In verse 11 Paul makes a play on words. The name Onesimus was a common name among slaves in ancient Rome. The name means “useful.” Paul says he pleads for Onesimus—for “Useful”—for though he had been useless to Philemon, he is now useful to both Philemon and to Paul. Onesimus had run away from Philemon and by God’s grace he heard the gospel preached by Paul and became a follower of Jesus. He became one of Paul’s trusted assistants in his ministry as an apostle. He was so very valuable and dearly loved by Paul that he tells Philemon he is sending Onesimus back to him, but Philemon must know that Paul is sending Philemon his very heart. Paul’s love and affection for Onesimus is clear. He says he became Onesimus’ father, which means he loves Onesimus as a man loves his own son.
Remember that Paul indicated he had the authority in Christ to command Philemon’s obedience in this matter.
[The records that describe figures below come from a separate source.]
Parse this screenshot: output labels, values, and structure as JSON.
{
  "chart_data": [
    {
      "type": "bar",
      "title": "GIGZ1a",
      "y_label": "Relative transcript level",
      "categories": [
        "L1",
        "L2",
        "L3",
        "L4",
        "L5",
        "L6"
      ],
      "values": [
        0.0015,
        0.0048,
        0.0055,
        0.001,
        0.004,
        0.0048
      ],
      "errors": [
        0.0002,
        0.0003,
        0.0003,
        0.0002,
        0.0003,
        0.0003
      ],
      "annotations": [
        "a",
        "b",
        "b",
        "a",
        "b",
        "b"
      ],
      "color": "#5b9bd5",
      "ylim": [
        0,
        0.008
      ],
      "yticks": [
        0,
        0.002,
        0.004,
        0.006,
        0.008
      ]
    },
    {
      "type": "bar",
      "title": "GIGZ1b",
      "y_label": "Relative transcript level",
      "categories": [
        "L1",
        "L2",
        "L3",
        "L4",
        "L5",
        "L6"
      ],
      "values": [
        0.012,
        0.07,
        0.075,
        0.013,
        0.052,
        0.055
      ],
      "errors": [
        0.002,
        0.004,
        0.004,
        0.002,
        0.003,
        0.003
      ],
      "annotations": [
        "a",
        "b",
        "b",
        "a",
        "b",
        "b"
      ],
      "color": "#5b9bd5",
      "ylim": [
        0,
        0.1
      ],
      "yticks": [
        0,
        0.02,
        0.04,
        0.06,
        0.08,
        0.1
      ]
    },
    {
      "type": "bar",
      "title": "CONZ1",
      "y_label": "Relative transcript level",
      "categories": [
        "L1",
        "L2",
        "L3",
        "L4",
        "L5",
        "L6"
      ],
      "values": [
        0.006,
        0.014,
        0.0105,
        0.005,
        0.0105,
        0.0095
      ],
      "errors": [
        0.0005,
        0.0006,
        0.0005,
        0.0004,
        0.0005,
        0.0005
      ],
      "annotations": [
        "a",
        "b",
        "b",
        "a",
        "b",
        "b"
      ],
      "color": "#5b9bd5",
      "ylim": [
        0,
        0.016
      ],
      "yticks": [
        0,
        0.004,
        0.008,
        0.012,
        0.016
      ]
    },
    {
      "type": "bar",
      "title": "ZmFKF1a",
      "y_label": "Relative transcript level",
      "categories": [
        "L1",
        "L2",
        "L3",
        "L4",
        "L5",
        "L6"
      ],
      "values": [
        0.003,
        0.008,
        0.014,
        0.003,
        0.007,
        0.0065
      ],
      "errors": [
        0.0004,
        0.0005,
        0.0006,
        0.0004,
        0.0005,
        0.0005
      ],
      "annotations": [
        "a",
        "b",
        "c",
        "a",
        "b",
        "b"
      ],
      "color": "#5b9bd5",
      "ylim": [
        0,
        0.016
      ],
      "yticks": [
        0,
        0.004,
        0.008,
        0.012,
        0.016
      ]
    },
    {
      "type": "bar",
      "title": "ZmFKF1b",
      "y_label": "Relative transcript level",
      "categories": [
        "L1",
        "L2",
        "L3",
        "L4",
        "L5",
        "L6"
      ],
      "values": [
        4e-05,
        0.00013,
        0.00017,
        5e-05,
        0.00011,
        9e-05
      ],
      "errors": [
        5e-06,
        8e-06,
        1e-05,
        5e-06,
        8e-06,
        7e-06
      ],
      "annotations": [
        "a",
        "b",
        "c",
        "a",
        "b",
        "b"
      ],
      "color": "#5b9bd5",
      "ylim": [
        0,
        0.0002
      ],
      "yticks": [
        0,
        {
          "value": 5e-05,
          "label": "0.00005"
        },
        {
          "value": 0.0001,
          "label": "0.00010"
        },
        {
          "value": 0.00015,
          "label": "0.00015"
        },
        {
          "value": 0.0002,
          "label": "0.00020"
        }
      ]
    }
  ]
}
As an apostle he could have commanded the release of Onesimus from slavery as well as all other slaves owned by believers, yet he did not. He said for love’s sake he preferred to appeal to Philemon on behalf of Onesimus. In verse 14 he reiterates this point:
…but I preferred to do nothing without your consent in order that your goodness might not be by compulsion but of your own accord.Philemon 1:14 ESV
We’ll see the real impact of Paul’s appeal later in the text, particularly as it relates to the subject of slavery. For now, notice what Paul is saying. Rather than force obedience from Philemon, he preferred to have Philemon make this choice on his own. Paul is clearly indicating that he must free Onesimus from his slavery, but rather than force his obedience, he pleads with Philemon to make the choice freely and joyfully. As an apostle of the Lord Jesus Christ, Paul had the authority to bind the conscience of Philemon. To disobey the apostle’s command would be to disobey Jesus himself! Rather than force his obedience, Paul urges Philemon to act in love toward Onesimus.
This is the “law of Christ.” The pattern Paul repeated in many of his letters is simple: this is what the love of God in Christ has done for you; therefore, here is how you ought to respond. Read the first three chapters of Ephesians, for example. There are no commands, only statements declaring what God has done for us. Then chapter 4 begins with, “Therefore, walk in a manner worthy of the calling to which you have been called.” Living for Jesus is not a life of following rules, as if Christianity were merely an ethical framework for life. Living for Jesus is an on-going response to the grace of the Lord that is constantly poured out on us.
Paul appeals to Philemon on this basis. For the sake of Christ, out of love for him and his church, Philemon must free his slave Onesimus. By allowing him to make this choice freely, Paul is offering him the greatest motivation for godly living there is: the love of Christ.
The truth is that we have an obligation to live for the glory of God in the face of Christ, but our motivation for doing so must never be mere duty. We do not live according to a list of rules. We live in response to the kindness of God he has shown us in his Son. As Tim Keller often says, the good news is not that if we obey, we will be accepted. The gospel of Jesus says that we are accepted; therefore we obey.
Church, let’s live for him today. Let’s freely choose to live in such a way that we honor the one who freely chose to love us and pour out on us his vast, unlimited kindness.